Tieners van nu hebben veel te kiezen. Er is van alles een overvloed. Dat is fijn, maar het maakt hen ook innerlijk onzeker. Zij moeten steeds kiezen en dat is lastig. Daarom is het verleidelijk om van alles even iets te proeven en dan maar kijken wat het lekkerste is. Jongeren beschikken ook over veel geld. Geld moet rollen, want sparen loont niet. Er is nauwelijks schaarste. Alles moet altijd overal beschikbaar zijn. Dat is de norm. Er is maar één gebrek: tijdgebrek.
Jongeren experimenteren om hun grenzen te verkennen. Dat is van alle tijden. Het botst en zo ontdek je wie je bent. Maar nu leven jongeren in een grenzeloze vrije ruimte. Er is geen horizon. Zo ontdek je nooit wie je bent, maar moet je jezelf ontwerpen. Postmoderne mensen zijn gedoemd om hun eigen schepper te zijn. Dat voelen jongeren haarfijn aan.
Meer dan ooit zijn zij op zoek naar een eigen identiteit, naar een antwoord op de vraag: wie ben ik? In die zoektocht zijn identificatiefiguren onmisbaar. Mensen uit één stuk tegen wie zij zich af kunnen zetten en die dus tegen een stootje kunnen. Mensen op wie zij toch eigenlijk ook willen lijken, omdat zij er jaloers op zijn. Om als docent, of als jeugdleider, of als vader een inspirerend voorbeeld te zijn, moet je weten wat er omgaat in het hart van de jongeren. Je moet ook een schuurpaal durven zijn.
”Generatie zonder grenzen” was de titel van het afgeblazen congres. Dat is een schot in de roos. Er is vooral een grenzeloos aanbod van informatie. Google staat voor een 1 met 100 nullen. De mensen achter de zoekmachine willen alle informatie van de wereld toegankelijk maken. Jongeren ervaren de computer als het verlengde van hun eigen brein, een soort externe harde schijf.
Die oneindige hoeveelheid informatie doet iets met de manier waarop kennis wordt opgeslagen. Parate kennis lijkt niet zo belangrijk, als je maar weet waar je de informatie kunt vinden. Google geeft jongeren het gevoel dat zij alwetend zijn, maar één ding weten zij niet: hoe zij in al die informatie een keuze moeten maken en kunnen onderscheiden wat echt waar is. De eindeloze oceaan maakt hen onzeker. Wie alles serieus neemt, wordt er gek van.

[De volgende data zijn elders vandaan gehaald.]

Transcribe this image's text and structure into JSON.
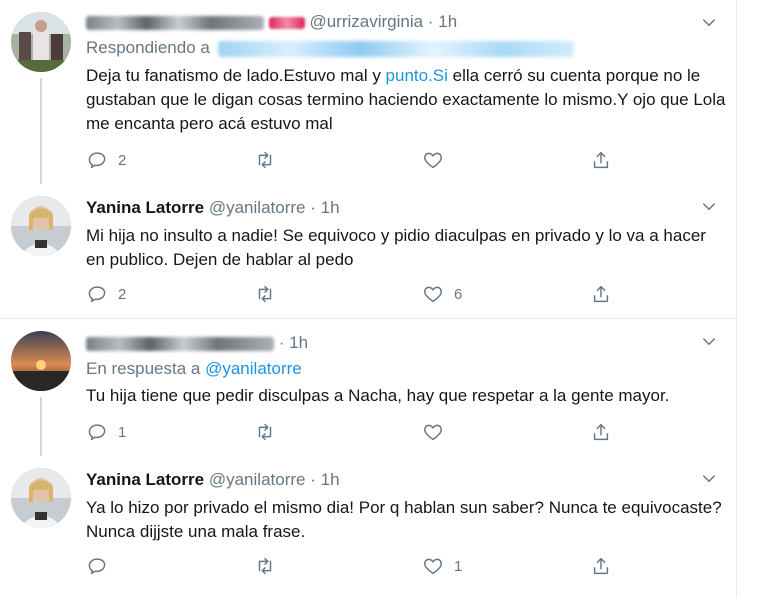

Om niet te verdrinken in de oceaan van informatie is parate kennis juist wel van groot belang. Alleen zo kun je onderscheiden tussen waarheid en leugen. De kennis in het hoofd dient als een kompas bij het surfen en als filter om het aanbod te screenen.
Digibeten
Voor de tieners van nu is internet overal en altijd beschikbaar. Jongeren kunnen bijna altijd online gaan. Het is goed dat er filters zijn. Open internet is een open riool. Maar eerlijk is eerlijk, er is geen filteren aan. Er is nauwelijks een plek in Nederland waar je niet draadloos kunt internetten. Je kunt een filter hebben, maar het is een koud kunstje om over te schakelen op het onbeveiligde en ongefilterde netwerk van de buren. Dat is illegaal, maar ja, dan moeten ze er ook maar een wachtwoord op zetten, zullen jongeren denken.
Met Kliksafe of FilterNet kun je de ergste vuiligheid zo buiten de deur houden. Maar filters zijn rietstengels die dwars door je hand gaan als je er te zwaar op leunt. De in reformatorische kring gekozen tactiek van de afscherming is uitgewerkt. Zonder een innerlijk filter ben je onbeschermd.
Met een filter op je hart kun je leren onderscheiden tussen waarheid en leugen, tussen water en modder, tussen licht en donker. Zo’n filter opbouwen, kan alleen als jongeren en ouderen met elkaar in gesprek gaan over het gebruik van internet en over de grenzen die een christen moet bewaken. Technisch hebben de jongeren een voorsprong. Docenten en ouders zijn in hun ogen digibeten.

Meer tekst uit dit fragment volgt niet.